A New Hippocratic Oath Asks Doctors To Fight Racial Injustice And Misinformation
First-year medical student Sean Sweat "didn't want to tiptoe around" issues of race when she sat down with 11 of her classmates to write a new version of the medical profession's venerable Hippocratic oath.
"We start our medical journey amidst the COVID-19 pandemic, and a national civil rights movement reinvigorated by the killings of Breonna Taylor, George Floyd and Ahmaud Arbery," begins the alternate version of the oath, rewritten for the class of 2024 at the University of Pittsburgh School of Medicine.
It continues: "We honor the 700,000+ lives lost to COVID-19, despite the sacrifices of health care workers."
Sweat and the other incoming first-year medical students recited this newly penned pledge, along with a traditional version of the Hippocratic oath, as part of orientation activities during their first week of medical school this fall.
The earliest known version of the Hippocratic oath dates back to the fifth century B.C. Many iterations exist, and in many U.S. medical schools it's become customary for incoming medical students to write and even recite their own versions; many of the variants include language that prohibits discrimination or bias in the practice of medicine.
What's distinctive about the University of Pittsburgh version is that it specifically names people who have died recently at the hands of police and thereby addresses events that are still unfolding.
"Our oath can be both timely and timeless," Sweat says.
Increasingly, medical professionals are joining protests for racial justice and acknowledging racism's impact on public health. For example, Black residents of Allegheny County, where Pittsburgh is the county seat, have been disproportionately hurt by the coronavirus, like Blacks in other parts of the United States. Though 13% of Allegheny County is Black, Black residents make up nearly 19% of cases and 30% of COVID-19 hospitalizations.
"This pandemic has wreaked havoc on minority populations," Sweat says. "It has revealed the many gaps within the medical field. ... A lot of those gaps that this pandemic has revealed, those are things we need to go after to fix."
Bioethicist Laura Guidry-Grimes agrees this year has been a "paradigm-shifting time" that has brought a "reckoning" for medicine, and therefore she likes that the University of Pittsburgh version of the Hippocratic oath discusses COVID-19.
"[It acknowledges] that we have been challenged and learned the hard way ... that what we've been doing is not enough," says , an assistant professor in the at the University of Arkansas.
The new oath asks physicians to eliminate their personal biases, combat disinformation to improve health literacy and be an ally to minorities and other underserved groups in society.

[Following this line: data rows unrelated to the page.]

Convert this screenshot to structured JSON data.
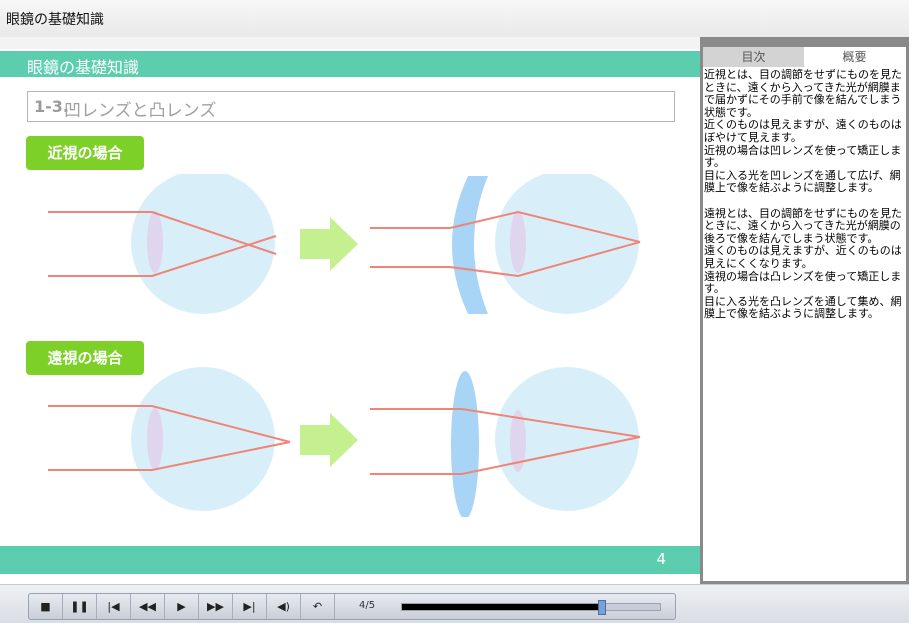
{
  "window": {
    "title": "眼鏡の基礎知識"
  },
  "slide": {
    "header": "眼鏡の基礎知識",
    "section_number": "1-3.",
    "section_title": "凹レンズと凸レンズ",
    "myopia_label": "近視の場合",
    "hyperopia_label": "遠視の場合",
    "page_number": "4"
  },
  "side_panel": {
    "tabs": {
      "toc": "目次",
      "summary": "概要"
    },
    "summary_paragraphs": [
      "近視とは、目の調節をせずにものを見たときに、遠くから入ってきた光が網膜まで届かずにその手前で像を結んでしまう状態です。",
      "近くのものは見えますが、遠くのものはぼやけて見えます。",
      "近視の場合は凹レンズを使って矯正します。",
      "目に入る光を凹レンズを通して広げ、網膜上で像を結ぶように調整します。",
      "",
      "遠視とは、目の調節をせずにものを見たときに、遠くから入ってきた光が網膜の後ろで像を結んでしまう状態です。",
      "遠くのものは見えますが、近くのものは見えにくくなります。",
      "遠視の場合は凸レンズを使って矯正します。",
      "目に入る光を凸レンズを通して集め、網膜上で像を結ぶように調整します。"
    ]
  },
  "player": {
    "counter": "4/5",
    "progress": 0.77,
    "buttons": [
      "stop",
      "pause",
      "first",
      "rewind",
      "play",
      "fast-forward",
      "last",
      "volume",
      "replay"
    ]
  },
  "colors": {
    "teal": "#5dcdb0",
    "label_green": "#7dd027",
    "eye_fill": "#d8effa",
    "lens_fill": "#a8d4f5",
    "ray": "#ef8576",
    "arrow": "#c5f08f"
  }
}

It also calls on doctors to learn about the social determinants of health "to use my voice as a physician to advocate for a more equitable health care system from the local to the global level."
But some worry that the proliferation of different versions of physician oaths could weaken their intended effect on the profession. A 2004 paper in Academic Medicine suggested that the trend might even lead to "fragmentation and confusion about the ethical values of the medical profession."
But Guidry-Grimes says she thinks that concern is misplaced. If anything, she worries that physician oaths have lost relevance: "My fear is that too often that the oath taking is a ritual for the sake of ritual," she says. "You have words washing over everything without meaning or impact." If that is the case, exercises such as rewriting the oaths are helpful in that they may spur medical students to consider more deeply professional ethics and their sense of mission.
For Sweat, the oath she helped write has meaning and will continue to guide her as she launches her career. "Patients entrust us to take care of their health," she says. "In my opinion we're more than just physicians. We're leaders in this society. With that comes a responsibility."